The problem pushed Domingues to learn more about food waste — how it ends up in a landfill and rots in an anaerobic state, producing methane gas; and how grocery stores throw food out anywhere from three days to a month before its best before date.
Just over a year later, Domingues, a former VP at an investment firm, has launched Flashfood with Longo’s at Bay and Dundas in Toronto. The platform allows grocery stores and restaurants to sell surplus at a discount, as shoppers receive a notification on their phone about deals in the area. Users can pay for the food through their phone and pick it up anytime that day at the grocery store’s Flashfood pick up zone.

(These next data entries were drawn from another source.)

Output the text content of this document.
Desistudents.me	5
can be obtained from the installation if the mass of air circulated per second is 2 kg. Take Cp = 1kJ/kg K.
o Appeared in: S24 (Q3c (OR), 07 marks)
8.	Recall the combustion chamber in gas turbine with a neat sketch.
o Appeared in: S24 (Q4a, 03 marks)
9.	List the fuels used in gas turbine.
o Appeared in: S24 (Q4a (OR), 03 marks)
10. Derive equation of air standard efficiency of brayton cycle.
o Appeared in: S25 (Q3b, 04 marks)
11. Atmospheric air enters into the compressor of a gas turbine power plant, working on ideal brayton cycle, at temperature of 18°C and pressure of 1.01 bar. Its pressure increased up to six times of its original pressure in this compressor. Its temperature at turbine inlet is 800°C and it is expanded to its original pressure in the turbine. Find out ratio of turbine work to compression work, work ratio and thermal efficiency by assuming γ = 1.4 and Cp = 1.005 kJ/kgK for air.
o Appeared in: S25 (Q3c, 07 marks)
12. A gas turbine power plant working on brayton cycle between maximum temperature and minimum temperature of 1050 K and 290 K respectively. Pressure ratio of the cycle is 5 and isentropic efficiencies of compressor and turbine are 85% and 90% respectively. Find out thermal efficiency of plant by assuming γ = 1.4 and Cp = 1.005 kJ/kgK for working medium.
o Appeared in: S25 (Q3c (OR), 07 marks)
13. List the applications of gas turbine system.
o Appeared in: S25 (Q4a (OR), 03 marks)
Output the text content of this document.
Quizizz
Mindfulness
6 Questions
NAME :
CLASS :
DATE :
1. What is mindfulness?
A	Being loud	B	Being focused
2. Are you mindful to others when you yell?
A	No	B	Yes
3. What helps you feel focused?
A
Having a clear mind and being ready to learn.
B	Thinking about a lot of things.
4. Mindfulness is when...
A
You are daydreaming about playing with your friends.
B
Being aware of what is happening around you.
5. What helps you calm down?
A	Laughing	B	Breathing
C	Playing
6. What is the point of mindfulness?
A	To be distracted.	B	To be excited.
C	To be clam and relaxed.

“This is a very challenging problem that we’re solving. Not only are we creating a completely new stream of revenue for the retailer while collectively reducing the amount of food they’re tossing; we’ve also provided our users the ability to purchase a significant amount of their groceries at a reduced price — making food more affordable. All while reducing the harmful GHG emissions produced by surplus food,” said Domingues.
The company ran a pilot with London-based Farm Boy in January, and said that they’ve diverted over 1,200 meals from a landfill, while allowing customers to buy food at a 40 to 60 percent discount.
“Food insecurity is usually thought in parallel with homelessness or severe poverty in third world countries. But that’s just not the case. University today is more expensive than it’s ever been, as is daycare and the overall cost of life. More and more people are falling into the category of the ‘working poor,” said Domingues. “Economically, this means someone who is living pay check to pay check. This is the initial demographic that our platform will most immediately benefit. Once we can prove to major retailers the demand for the mass market and the multiple benefits to our retailer partners, then we can address more areas of food insecurity. This is only the first step. The beginning is beautiful.”